Ecstasy intoxication has also been linked to hyponatremia, a condition to which young women appear to be more susceptible than men (Budisavljevic, Stewart, Sahn & Ploth 2003). The pathogenesis of MDMA-associated hyponatremia involves excessive water intake, and inappropriately elevated antidiuretic hormone (ADH) levels. Many ecstasy users participate in raves, dancing for hours, usually in large crowds and in hot temperatures. In order to combat dehydration, it was initially recommended to ravers that they be aware of water consumption (Finch, Sell & Arnold 1996).  Many ravers then drank water excessively, which in turn led to hypothermia and cerebral oedema (Box, Prescott & Freestone. 1997). Moreover, to strengthen the effects of the drug, many users also began to consume “energy drinks” containing vitamins and amino acids, which increase the potential toxicity (Maxwell 2005). Currently, ecstasy users in raves/clubs are advised to drink isotonic sport drinks and small amounts of water in conjunction with salty foods.

Most of the findings relating to the effects of ecstasy on the central nervous system focus on the serotonergic pathways. Laboratory studies have reported a decrease in the number of 5-HT sites in the brain (Reneman, Booij, Schmand, van den Brink et al. 2001; Semple, Ebmeier & Glabus 1999). However, these changes have been found to be temporary. Other studies have found lower levels of 5-HIAA in the CSF among ecstasy users, compared to those in control groups (for example, Grob 2000; McCann 1994). This may point toward some dysfunction in the serotonergic pathway among users. Overall, due to the ethical issues associated with the provision of ecstasy to users for scientific study, this line of research produces inconsistent results, and as such, long-term effects are not known.

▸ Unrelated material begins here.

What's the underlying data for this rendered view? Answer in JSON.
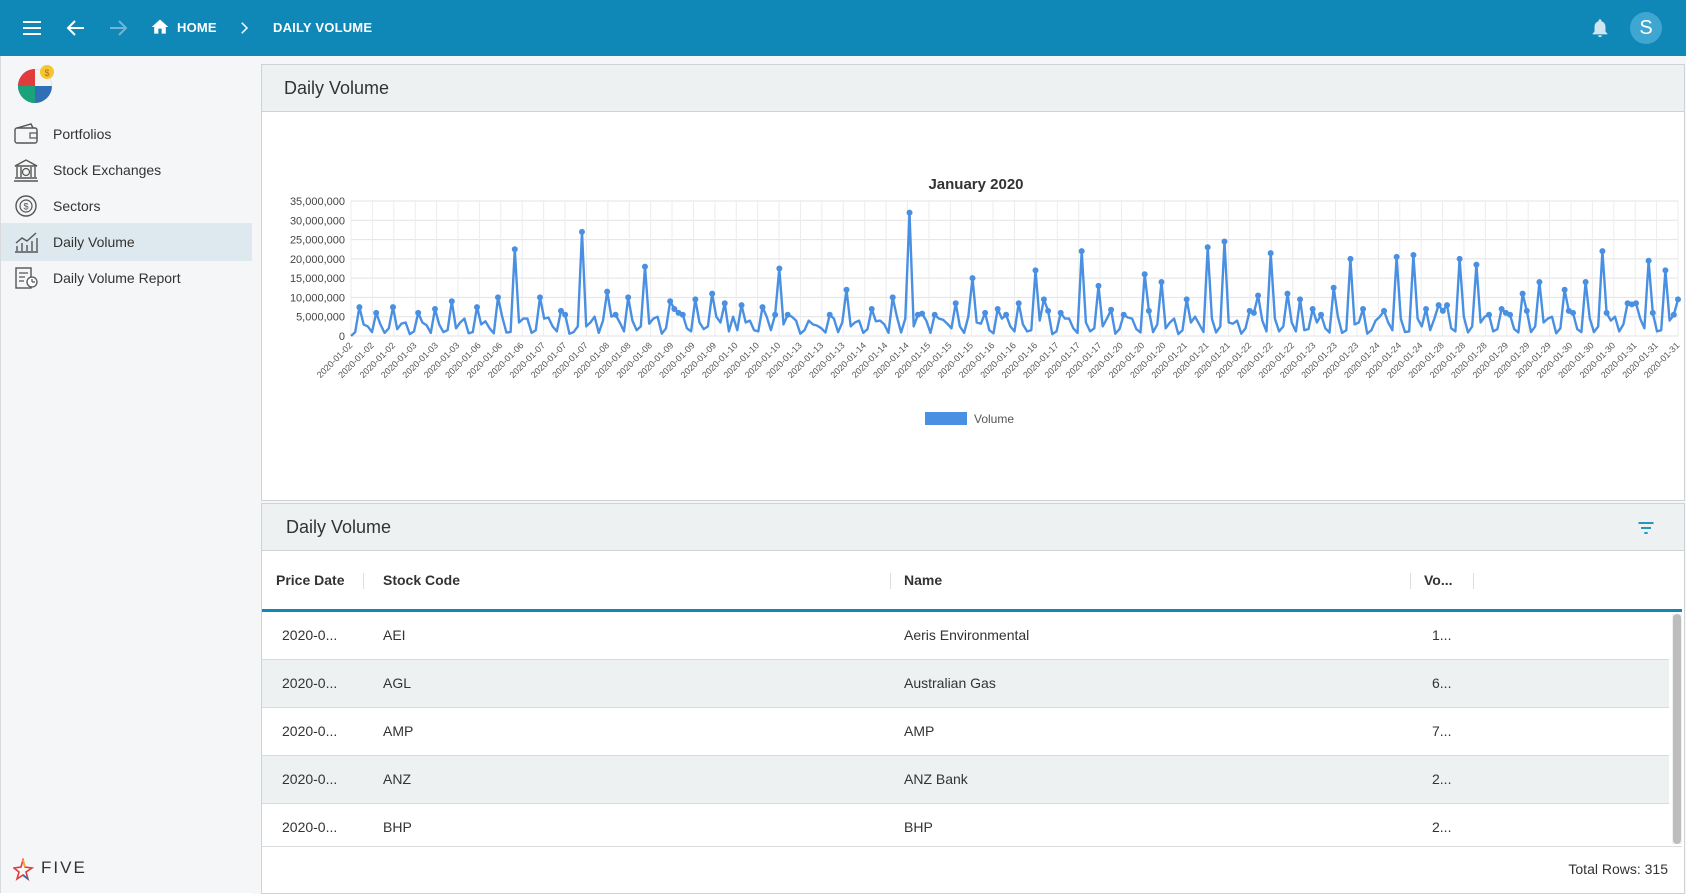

Ecstasy users report a wide range of psychological effects, positive (as mentioned above) and negative, which include anxiety, depression, depersonalisation, confusion, perceptual side effects such as “flashbacks” and hallucinations, aggression and impulsivity, motivational deficits, panic attacks and paranoia (Montoya, Sorrentino, Lukas & Price 2002). Many of these psychological effects seem to be consistent with the cumulative evidence that ecstasy has toxic effects on serotonergic pathways in the brain (Morgan, Mofie, Fleetwood & Robinson 2002).

The most commonly reported symptoms are panic attacks/anxiety and toxic psychoses. Panic attacks usually tend to occur within the first hour of ecstasy consumption (Williamson, Gossop, Powis, Griffiths et al. 1997). According to McCann and Ricaurte (1991), individuals with genetic predisposition to panic attacks are more vulnerable to experiencing an attack while using ecstasy. In such cases, the risk is that ecstasy use may trigger panic disorder.

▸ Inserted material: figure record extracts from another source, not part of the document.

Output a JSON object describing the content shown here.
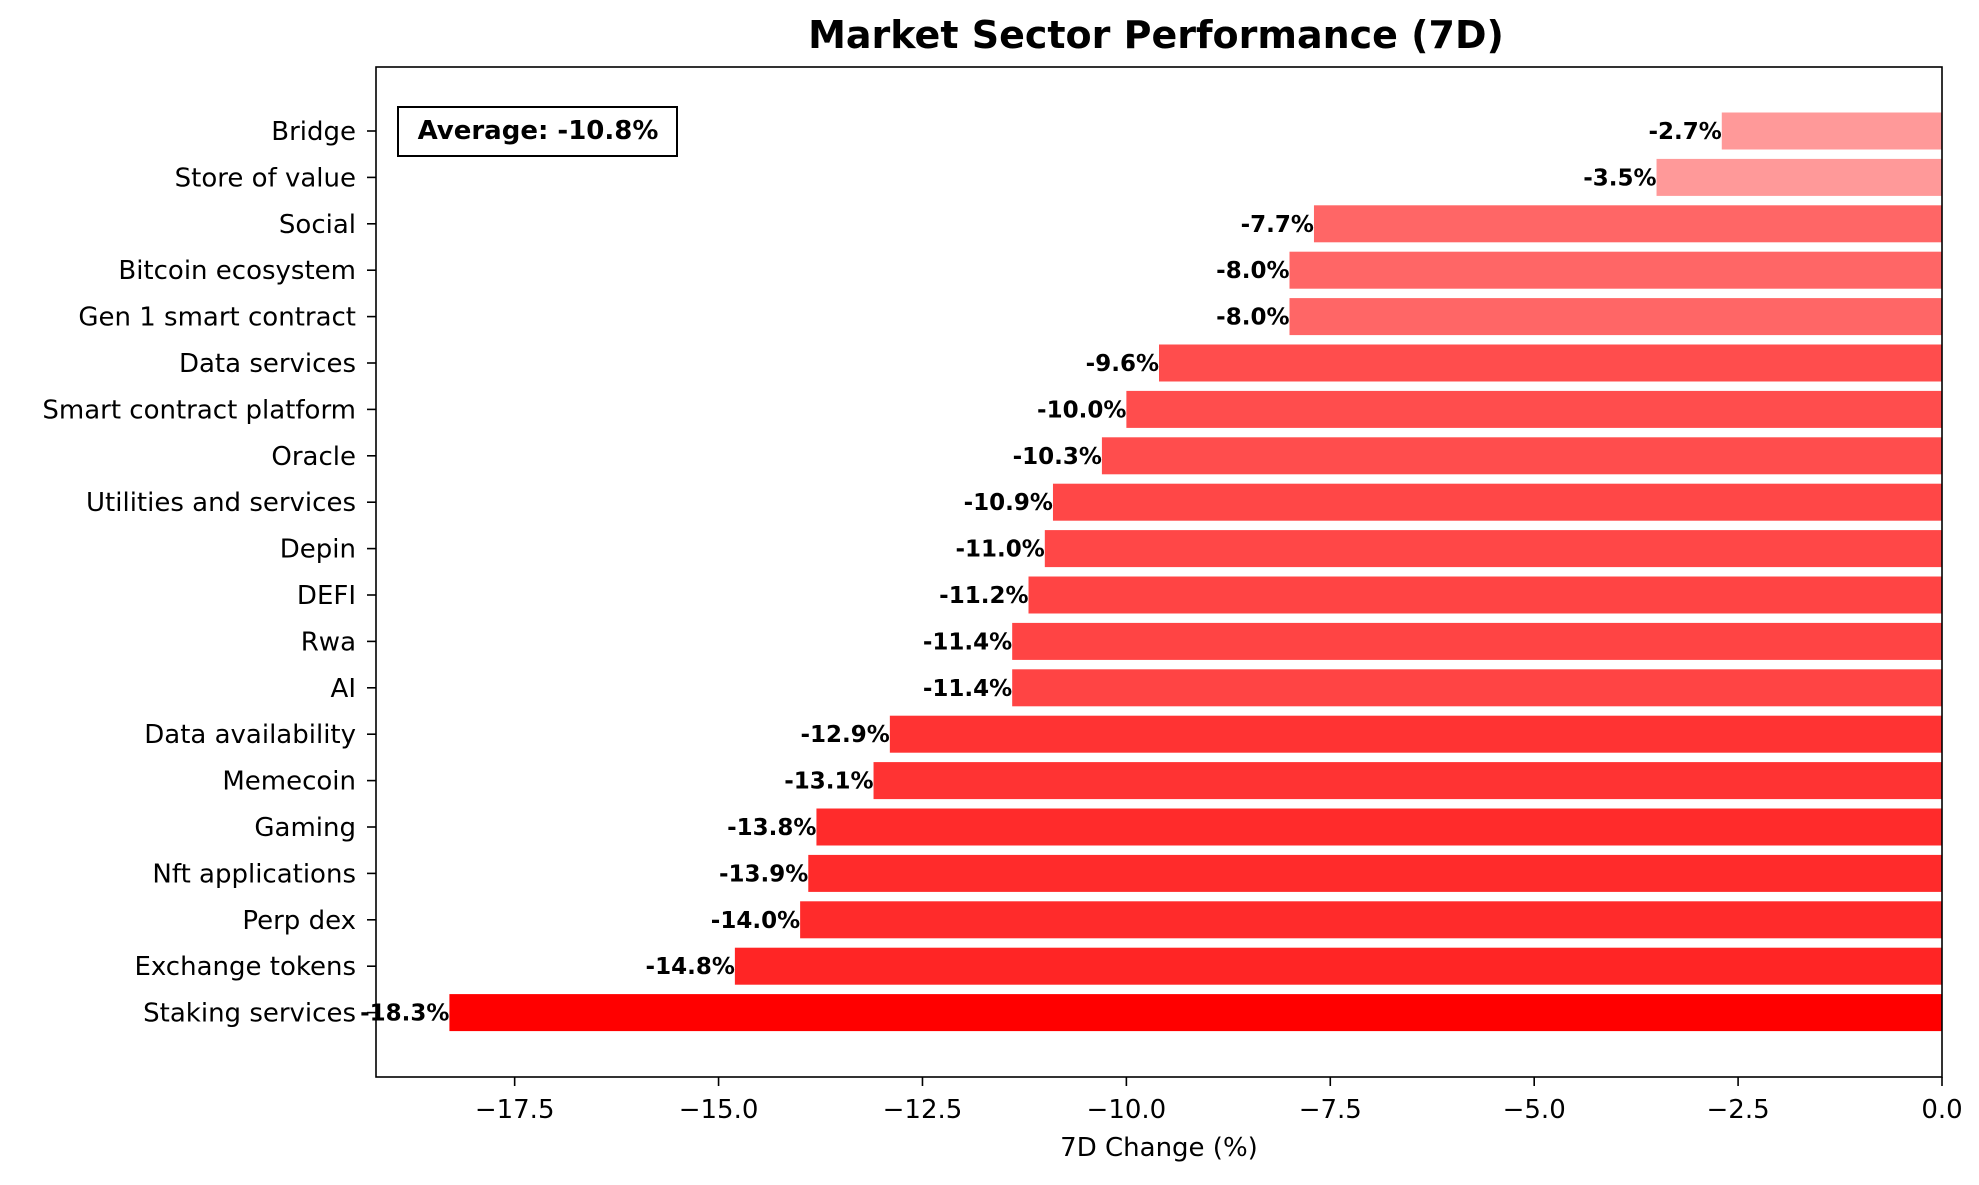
{
  "chart_data": {
    "type": "bar",
    "orientation": "horizontal",
    "title": "Market Sector Performance (7D)",
    "xlabel": "7D Change (%)",
    "ylabel": "",
    "xlim": [
      -19.2,
      0
    ],
    "xticks": [
      -17.5,
      -15.0,
      -12.5,
      -10.0,
      -7.5,
      -5.0,
      -2.5,
      0.0
    ],
    "xtick_labels": [
      "−17.5",
      "−15.0",
      "−12.5",
      "−10.0",
      "−7.5",
      "−5.0",
      "−2.5",
      "0.0"
    ],
    "categories": [
      "Bridge",
      "Store of value",
      "Social",
      "Bitcoin ecosystem",
      "Gen 1 smart contract",
      "Data services",
      "Smart contract platform",
      "Oracle",
      "Utilities and services",
      "Depin",
      "DEFI",
      "Rwa",
      "AI",
      "Data availability",
      "Memecoin",
      "Gaming",
      "Nft applications",
      "Perp dex",
      "Exchange tokens",
      "Staking services"
    ],
    "values": [
      -2.7,
      -3.5,
      -7.7,
      -8.0,
      -8.0,
      -9.6,
      -10.0,
      -10.3,
      -10.9,
      -11.0,
      -11.2,
      -11.4,
      -11.4,
      -12.9,
      -13.1,
      -13.8,
      -13.9,
      -14.0,
      -14.8,
      -18.3
    ],
    "value_labels": [
      "-2.7%",
      "-3.5%",
      "-7.7%",
      "-8.0%",
      "-8.0%",
      "-9.6%",
      "-10.0%",
      "-10.3%",
      "-10.9%",
      "-11.0%",
      "-11.2%",
      "-11.4%",
      "-11.4%",
      "-12.9%",
      "-13.1%",
      "-13.8%",
      "-13.9%",
      "-14.0%",
      "-14.8%",
      "-18.3%"
    ],
    "colors": [
      "#ff9999",
      "#ff9999",
      "#ff6666",
      "#ff6666",
      "#ff6666",
      "#ff4d4d",
      "#ff4d4d",
      "#ff4d4d",
      "#ff4747",
      "#ff4747",
      "#ff4444",
      "#ff4444",
      "#ff4444",
      "#ff3333",
      "#ff3333",
      "#ff2b2b",
      "#ff2b2b",
      "#ff2b2b",
      "#ff2525",
      "#ff0000"
    ],
    "grid": false,
    "legend": "none",
    "annotation": {
      "text": "Average: -10.8%",
      "position": "top-left"
    }
  }
}
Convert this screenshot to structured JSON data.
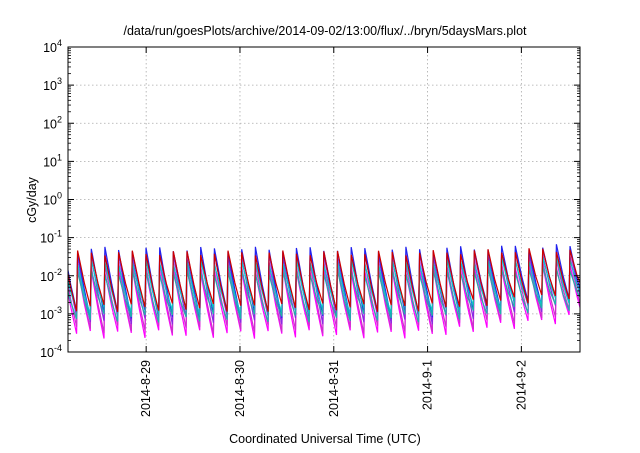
{
  "chart_data": {
    "type": "line",
    "title": "/data/run/goesPlots/archive/2014-09-02/13:00/flux/../bryn/5daysMars.plot",
    "xlabel": "Coordinated Universal Time (UTC)",
    "ylabel": "cGy/day",
    "yscale": "log",
    "ylim": [
      0.0001,
      10000
    ],
    "xlim": [
      "2014-08-28 04:00",
      "2014-09-02 15:00"
    ],
    "grid": true,
    "y_ticks": [
      {
        "value": 0.0001,
        "base": "10",
        "exp": "-4"
      },
      {
        "value": 0.001,
        "base": "10",
        "exp": "-3"
      },
      {
        "value": 0.01,
        "base": "10",
        "exp": "-2"
      },
      {
        "value": 0.1,
        "base": "10",
        "exp": "-1"
      },
      {
        "value": 1,
        "base": "10",
        "exp": "0"
      },
      {
        "value": 10,
        "base": "10",
        "exp": "1"
      },
      {
        "value": 100,
        "base": "10",
        "exp": "2"
      },
      {
        "value": 1000,
        "base": "10",
        "exp": "3"
      },
      {
        "value": 10000,
        "base": "10",
        "exp": "4"
      }
    ],
    "x_ticks": [
      {
        "value": "2014-08-29 00:00",
        "label": "2014-8-29"
      },
      {
        "value": "2014-08-30 00:00",
        "label": "2014-8-30"
      },
      {
        "value": "2014-08-31 00:00",
        "label": "2014-8-31"
      },
      {
        "value": "2014-09-01 00:00",
        "label": "2014-9-1"
      },
      {
        "value": "2014-09-02 00:00",
        "label": "2014-9-2"
      }
    ],
    "series_colors": [
      "#ff00ff",
      "#cc33cc",
      "#8a2be2",
      "#2222ee",
      "#00cccc",
      "#20b2aa",
      "#cc0000"
    ],
    "cycle_hours": 3.5,
    "series": [
      {
        "color": "#ff00ff",
        "base": [
          0.014,
          0.0003,
          0.02,
          0.0009
        ]
      },
      {
        "color": "#cc33cc",
        "base": [
          0.02,
          0.0004,
          0.03,
          0.0012
        ]
      },
      {
        "color": "#8a2be2",
        "base": [
          0.035,
          0.0007,
          0.045,
          0.002
        ]
      },
      {
        "color": "#2222ee",
        "base": [
          0.05,
          0.001,
          0.06,
          0.003
        ]
      },
      {
        "color": "#00cccc",
        "base": [
          0.022,
          0.0012,
          0.03,
          0.0025
        ]
      },
      {
        "color": "#20b2aa",
        "base": [
          0.012,
          0.0008,
          0.016,
          0.0018
        ]
      },
      {
        "color": "#cc0000",
        "base": [
          0.04,
          0.0015,
          0.05,
          0.0035
        ]
      }
    ]
  }
}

With regard to toxic psychoses, Gouzoulis, von Bardeleben, Rupp, Kovar et al. (1993) showed that ecstasy caused psychosis when given to a healthy volunteer. While other cases have been reported (self reports), it is known that these individuals also presented with premorbid psychological dysfunctions (Gamma et al. 2000). In another study, heavy ecstasy users indicated significantly higher scores on a psychological symptoms list, compared to nonusers.  These include obsessive-compulsive patterns, anxiety, psychosis, somatisation and loss of pleasure from sexual activity (Parrott 2001). Further findings suggest high levels of depression among users (MacInnes, Handley & Harding 2001; Verheyden, Maidment & Curran 2003). Gender differences were also identified, with women being more susceptible than men to “flashbacks”, hallucinations (Liechti & Vollenwieder 2001) and low mood following a weekend of ecstasy use (Verheyden et al. 2002; Maxwell 2005).